For Jiaqi Zhang, a 25-year-old investment banker in Beijing, 2024 felt like a downturn, having seen her salary trimmed for a second consecutive year, bringing the total reduction to 30%. Eight or nine of her colleagues lost their jobs, she said.

"There is a general feeling of unease in the company," said Zhang, who has cut back on buying clothes and dining out. "I'm ready to leave at any time, just that there's nowhere to go right now."

SCEPTICISM

The world's second-largest economy beat economists' 2024 forecast of 4.9% growth. Its fourth-quarter 5.4% pace was the quickest since early 2023.

"China's economy is showing signs of revival, led by industrial output and exports," said Frederic Neumann, chief Asia economist at HSBC.

But the last-minute bounce in growth may already have been flattered by front-loading of shipments to the US ahead of any new tariffs, which will inevitably lead to a pay-back, he said.

"There will be an even bigger need to apply domestic stimulus" this year, Neumann said.

China and Hong Kong shares rose slightly, but the yuan lingered near 16-month lows, under pressure from sliding Chinese bond yields and the tariff threat.

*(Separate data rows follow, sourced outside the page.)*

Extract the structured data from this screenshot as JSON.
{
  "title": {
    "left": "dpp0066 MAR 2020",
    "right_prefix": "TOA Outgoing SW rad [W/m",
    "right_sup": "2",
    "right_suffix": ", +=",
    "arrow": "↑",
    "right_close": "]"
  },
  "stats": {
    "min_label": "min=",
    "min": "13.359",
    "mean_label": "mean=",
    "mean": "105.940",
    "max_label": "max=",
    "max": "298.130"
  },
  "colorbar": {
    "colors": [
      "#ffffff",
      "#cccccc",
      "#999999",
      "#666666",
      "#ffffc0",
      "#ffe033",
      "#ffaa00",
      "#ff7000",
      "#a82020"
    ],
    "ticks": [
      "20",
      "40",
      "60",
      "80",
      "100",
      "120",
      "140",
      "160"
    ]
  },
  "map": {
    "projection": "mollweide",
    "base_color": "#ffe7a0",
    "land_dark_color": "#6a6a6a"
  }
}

Subdued markets reflect wavering confidence in China's outlook, analysts said.

Beijing has rarely missed its growth targets. The last time was in 2022 due to the pandemic.

"Are investors around the world going to invest in China because they hit 5%? No," said Alicia Garcia-Herrero, chief economist for Asia Pacific at Natixis, who expects slower 2025 growth. "So it's becoming an irrelevant target."

Also, long-standing skepticism about the accuracy of official data has shifted into higher gear over the past month.

A bearish commentary by Gao Shanwen, a prominent Chinese economist who spoke of "dispirited youth" and estimated that GDP growth may have been overstated by 10 percentage points between 2021 and 2023, vanished from social media after going viral.

In a Dec. 31 note, Rhodium Group estimated that China's economy only grew 2.4%-2.8% in 2024, pointing to the disconnect between relatively stable official figures throughout the year and the flood of stimulus unleashed from about the mid-way mark.

This included May's blockbuster property market package, the most aggressive monetary policy easing steps since the pandemic in September and a 10 trillion yuan ($1.36 trillion) debt package for local governments in November.

"If China's actual growth is below headline rates, it suggests there is a broader problem of China's domestic demand that is contributing to global trade tensions," Rhodium partner Local Wright told Reuters.

"Overcapacity would be a far less pressing issue if China's economy was actually growing at 5% rates."